The kindness of ourselves is opposed to the efforts to enjoy others- but for some reason it is hard to let us in that line. We tend to satisfy, help, be helpful – but at the end of such days, when we want to give away and go against each other, fatigue is catching up and a strange aftertaste remains far from a good feeling. This should be the raised index finger that will teach us to give us first of all – to have something to draw on when giving away others.
Illustrative photo
Source:
YES jewellery
Let’s look at a few situations in which we can let our need and desire over the wishes of others without much damage and remorse. Basically, it’s very simple:
1, … for it is driving and belonging to – After a busy working week, there is one free day, during which you want to stretch under a blanket and look at 10 episodes of the series. When suddenly – there is an “irresistible” offer. The autumn family barbecue, to which you are invited, was fast. You will take place in your head: Well, in any case – and then the thoughts of what will think of you will come to think about you, considering that you actually have and could, if you don’t have a “doctor’s pass” or other serious reason not to participate. Try to say: “I would like to spend time with you, but I need a rest this weekend. I like to join another time.” You will see what liberating it is!
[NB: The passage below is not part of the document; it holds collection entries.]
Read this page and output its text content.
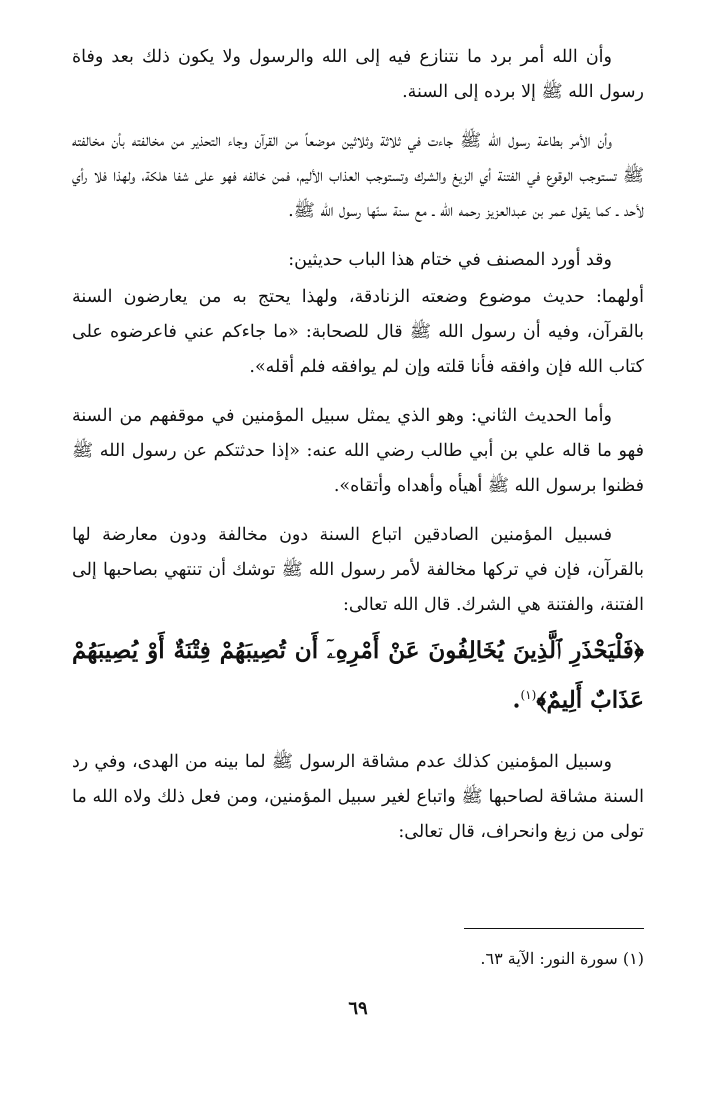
وأن الله أمر برد ما نتنازع فيه إلى الله والرسول ولا يكون ذلك بعد وفاة رسول الله ﷺ إلا برده إلى السنة.

وأن الأمر بطاعة رسول الله ﷺ جاءت في ثلاثة وثلاثين موضعاً من القرآن وجاء التحذير من مخالفته بأن مخالفته ﷺ تستوجب الوقوع في الفتنة أي الزيغ والشرك وتستوجب العذاب الأليم، فمن خالفه فهو على شفا هلكة، ولهذا فلا رأي لأحد ـ كما يقول عمر بن عبدالعزيز رحمه الله ـ مع سنة سنّها رسول الله ﷺ.

وقد أورد المصنف في ختام هذا الباب حديثين:

أولهما: حديث موضوع وضعته الزنادقة، ولهذا يحتج به من يعارضون السنة بالقرآن، وفيه أن رسول الله ﷺ قال للصحابة: «ما جاءكم عني فاعرضوه على كتاب الله فإن وافقه فأنا قلته وإن لم يوافقه فلم أقله».

وأما الحديث الثاني: وهو الذي يمثل سبيل المؤمنين في موقفهم من السنة فهو ما قاله علي بن أبي طالب رضي الله عنه: «إذا حدثتكم عن رسول الله ﷺ فظنوا برسول الله ﷺ أهيأه وأهداه وأتقاه».

فسبيل المؤمنين الصادقين اتباع السنة دون مخالفة ودون معارضة لها بالقرآن، فإن في تركها مخالفة لأمر رسول الله ﷺ توشك أن تنتهي بصاحبها إلى الفتنة، والفتنة هي الشرك. قال الله تعالى:

﴿فَلْيَحْذَرِ ٱلَّذِينَ يُخَالِفُونَ عَنْ أَمْرِهِۦٓ أَن تُصِيبَهُمْ فِتْنَةٌ أَوْ يُصِيبَهُمْ عَذَابٌ أَلِيمٌ﴾$^{(١)}$.

وسبيل المؤمنين كذلك عدم مشاقة الرسول ﷺ لما بينه من الهدى، وفي رد السنة مشاقة لصاحبها ﷺ واتباع لغير سبيل المؤمنين، ومن فعل ذلك ولاه الله ما تولى من زيغ وانحراف، قال تعالى:

(١) سورة النور: الآية ٦٣.
٦٩
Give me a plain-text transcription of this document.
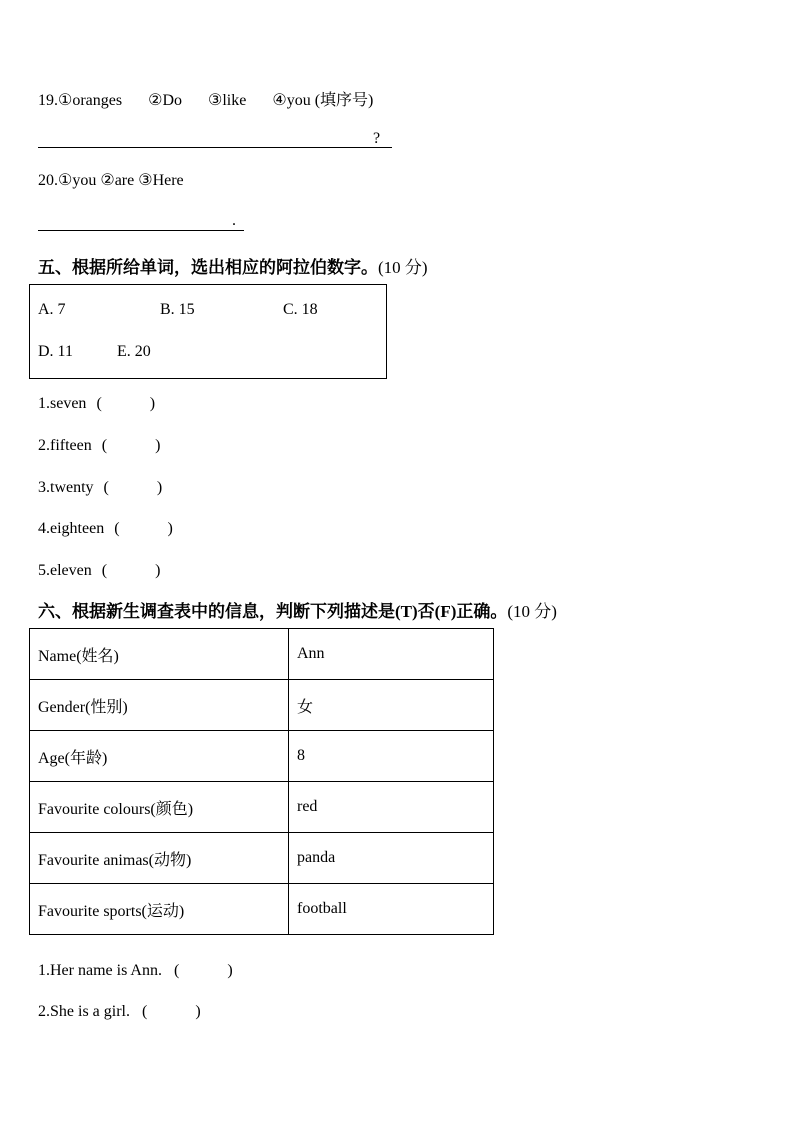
19.①oranges ②Do ③like ④you (填序号)
?
20.①you ②are ③Here
.
五、根据所给单词，选出相应的阿拉伯数字。(10 分)
A. 7	B. 15	C. 18
D. 11	E. 20
1.seven (　　　)
2.fifteen (　　　)
3.twenty (　　　)
4.eighteen (　　　)
5.eleven (　　　)
六、根据新生调查表中的信息，判断下列描述是(T)否(F)正确。(10 分)
Name(姓名)	Ann
Gender(性别)	女
Age(年龄)	8
Favourite colours(颜色)	red
Favourite animas(动物)	panda
Favourite sports(运动)	football
1.Her name is Ann. (　　　)
2.She is a girl. (　　　)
2, … because you know it better/nicer – Have you found yourself doing things for people that they could and should do themselves? While you spend the evening over your colleague’s presentation, she has been happy to post on Instagram Stories from pleasant moments at the concert. You will be annoyed at that time, because you could spend the evening and differently – but in an effort to please and satisfy, with an “overtime surcharge” in the form of praise, which could easily be manipulated, you are working on her project. Instead of receiving a task, say: “I have other plans for this evening and the preparation of the presentation does not fit into them.” Self -love often also examines the strength of relationships and friendships. How does a colleague react? This may not bother you. You just need to try it.
3, … because without you it will not be “it” – You do not want, you can’t, you feel that you are going against yourself, but someone still finds a miraculous formulation that unwillingly forces you to do the exact opposite of what you feel and you want. You know that the next day you will have a job interview for the position you longed for a long time. But they belong to your friends will pull you a lot for dinner in the city, and at every effort to go, sleep and capitalize on the preparations will pull you back between yourself. They enjoy your company and you are less looking forward to the next day at a interview, where you clip your eyes and regret every minute you have not spent in bed. Instead, it was supposed to be resolved“You will certainly enjoy this evening without me, but I will be happy to make up for it – and offer a substitute date.” This elegant “no” is a manifestation of self -love and self -esteem and the ability to say no and not try to satisfy at all costs is exactly what you need to train especially if you often go against each other at the expense of others.
Illustrative photo
Source:
YES jewellery
A small “no” can be a big “yes”
The kindness of yourself is not selfishness – it is energy that you can then devote to others when you have the strength and taste. And yes, it also includes a little joy that will make you smile. Maybe the evening with a book. It’s easy as shapes and symbols in The Collection. Choose a jewel that reminds you every day that not forgetting yourself is really easy.